Welcome to Animated Knots by Grog
World #1 Knot Site. Better to know a knot and not need it, than need a knot and not know it.
Rope to Practice Knot Tying
Almost any rope that is available in a marine or hardware store or online can be used to practice tying knots. After all, to use that piece of rope, it will have to be attached either to itself, to an object, or to another rope. And, that will require a knot!
Not all rope is pleasant to handle, some is too stiff or too slippery, and some is just too ludicrously expensive. No one rope is suitable for every knot, e.g., a three strand Eye Splice requires three strand twisted rope, a Brummel Splice requires hollow braid and, a Beer Knot requires tubular webbing. But, these are the exceptions. The following comments are aimed at the novice, parent, teacher, or den mother who suddenly needs to buy rope just to practice, or teach, the more common knots.
The Right Size and Rope:
Any size can be used but rope in the range 1/4 to 1/2 inch (6 mm to 12 mm) is suitable and allows each knot to be easily examined and also untied to allow the rope to be used again. Look for rope that is flexible and not too shiny or slippery. Strength is irrelevant.
Rope to avoid:
Avoid polypropylene rope - commonly blue or yellow - sold for water-ski towlines. It is not pleasant to handle and knots don't hold well. It may be cheap, float, and keep clear of propellors – but none of that will help you to teach a Bowline. Avoid the expensive, high-tech ropes sold for their exceptional strength and avoid the big spools of 1/8 inch (3mm) twisted three-strand nylon. Thin braided line is better, but 1/8 inch is still too small to be ideal.
Natural fibers hold knots well and three-stranded versions are suitable for splicing. Tarred hemp and manila are both good for teaching. When used for splicing they hold their form and allow a neat final splice. However, they may not be readily available - especially in the size you want. Also, you cannot just "burn the end" to prevent fraying; you have to whip the ends or, at the very least, secure them with tape or a Constrictor Knot.
Nylon rope is often the easiest to find. Although heat can seal the cut end, be very careful: Nylon melts at well over 200oC and any contact will rapidly cause a burn. Nylon rope can be used to practice all the common knots and the three-strand version can also be used for a Back Splice, Short Splice and an Eye Splice. When splicing, the principle disadvantage is that the fibers in each strand tend to become disorganized and make the final splice appear untidy.
For knot tying, Polyester (Dacron®, Terylene®, Trevira®) and Polyethylene are fine. By contrast, rope sold for use as a clothes line may have a plastic coating and will be be too inflexible. Braided rope sold in marine stores usually has an inner core and an outer sheath. While it is entirely suitable for practicing it is also needlessly expensive.
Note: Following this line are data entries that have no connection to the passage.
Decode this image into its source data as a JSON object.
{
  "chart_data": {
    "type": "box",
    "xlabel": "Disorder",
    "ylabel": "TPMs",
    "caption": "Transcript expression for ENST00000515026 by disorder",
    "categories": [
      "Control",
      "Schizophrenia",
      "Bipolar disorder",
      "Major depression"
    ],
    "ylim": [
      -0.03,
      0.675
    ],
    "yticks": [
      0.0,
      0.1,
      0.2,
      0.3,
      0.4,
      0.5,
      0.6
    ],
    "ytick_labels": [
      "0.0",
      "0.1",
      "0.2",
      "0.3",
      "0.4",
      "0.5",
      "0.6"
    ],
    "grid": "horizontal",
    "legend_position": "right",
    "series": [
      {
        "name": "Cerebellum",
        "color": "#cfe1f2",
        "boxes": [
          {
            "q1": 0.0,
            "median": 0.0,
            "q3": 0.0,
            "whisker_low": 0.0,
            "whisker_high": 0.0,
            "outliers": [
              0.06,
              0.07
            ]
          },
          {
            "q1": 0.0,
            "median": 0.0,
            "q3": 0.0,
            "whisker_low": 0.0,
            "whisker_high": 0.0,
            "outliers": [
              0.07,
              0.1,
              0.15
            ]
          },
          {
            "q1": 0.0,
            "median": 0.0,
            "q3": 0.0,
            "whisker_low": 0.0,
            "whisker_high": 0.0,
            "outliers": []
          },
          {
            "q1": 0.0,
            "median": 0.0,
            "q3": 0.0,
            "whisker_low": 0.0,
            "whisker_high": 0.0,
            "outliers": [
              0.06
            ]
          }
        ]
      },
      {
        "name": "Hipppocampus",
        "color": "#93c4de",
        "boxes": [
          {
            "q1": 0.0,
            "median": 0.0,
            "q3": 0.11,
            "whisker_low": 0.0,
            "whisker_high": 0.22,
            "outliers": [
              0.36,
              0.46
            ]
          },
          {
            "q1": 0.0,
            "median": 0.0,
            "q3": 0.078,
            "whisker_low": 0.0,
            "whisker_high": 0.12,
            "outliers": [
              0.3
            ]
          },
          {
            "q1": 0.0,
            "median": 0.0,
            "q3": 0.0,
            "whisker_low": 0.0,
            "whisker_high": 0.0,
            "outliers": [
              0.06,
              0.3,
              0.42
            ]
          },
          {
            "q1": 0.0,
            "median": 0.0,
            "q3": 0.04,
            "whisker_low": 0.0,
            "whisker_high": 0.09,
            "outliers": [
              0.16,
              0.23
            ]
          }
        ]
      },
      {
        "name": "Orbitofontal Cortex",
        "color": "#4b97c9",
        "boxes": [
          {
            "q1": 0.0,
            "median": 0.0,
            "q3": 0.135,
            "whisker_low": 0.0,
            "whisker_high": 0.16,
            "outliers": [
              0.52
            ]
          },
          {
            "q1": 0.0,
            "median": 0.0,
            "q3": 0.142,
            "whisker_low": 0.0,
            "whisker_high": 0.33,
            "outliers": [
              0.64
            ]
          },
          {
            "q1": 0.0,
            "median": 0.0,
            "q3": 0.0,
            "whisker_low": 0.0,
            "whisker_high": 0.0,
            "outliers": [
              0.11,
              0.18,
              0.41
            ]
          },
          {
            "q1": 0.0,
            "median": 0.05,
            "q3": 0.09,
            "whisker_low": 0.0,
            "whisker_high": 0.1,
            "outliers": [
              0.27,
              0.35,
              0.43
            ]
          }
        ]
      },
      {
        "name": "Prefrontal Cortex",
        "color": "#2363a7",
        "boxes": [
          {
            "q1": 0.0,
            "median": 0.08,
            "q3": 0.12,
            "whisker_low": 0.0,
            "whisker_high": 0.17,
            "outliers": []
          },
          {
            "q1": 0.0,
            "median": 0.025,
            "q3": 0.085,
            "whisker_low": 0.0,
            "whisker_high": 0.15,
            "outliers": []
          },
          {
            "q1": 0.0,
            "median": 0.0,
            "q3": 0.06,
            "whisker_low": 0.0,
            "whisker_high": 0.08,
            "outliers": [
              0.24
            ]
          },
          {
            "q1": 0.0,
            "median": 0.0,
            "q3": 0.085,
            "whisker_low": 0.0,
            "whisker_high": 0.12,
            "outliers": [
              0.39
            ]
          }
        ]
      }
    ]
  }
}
Rope Used for Our Animations:
We used different ropes for different properties – always with photography in mind. The brightly colored rope with no contrasting flecks was Vectran Double Braid by New England Ropes (Teufelberger); when delivered it was astonishingly rigid and tended to remain so until a little of the core was pulled out to relax the sheath. It may look great but, because of its rigidity, would would not be a great choice for teaching.
Brightly colored three strand nylon used to be hard to find. However, Knot and Rope Supply sells Bright Red and Bright Blue three-strand nylon rope as well as Double Braided nylon with additional colors: Bright Green and Bottle Green.
A decorative three strand cotton rope was used for some of the fishing knots, e.g., the Bimini Twist, because it permitted twisting – not as well as fishing line – but well enough to demonstrate the technique. Most of the rest of the photographs employed either yachting double braid or parachute cord.
Disclaimer: Any activity that involves ropes is potentially hazardous. Lives may be at risk - possibly your own. Considerable attention and effort have been made to ensure that these descriptions are accurate. However, many critical factors cannot be controlled, including: the choice of materials; the age, size, and condition of ropes; and the accuracy with which these descriptions have been followed. No responsibility is accepted for incidents arising from the use of this material.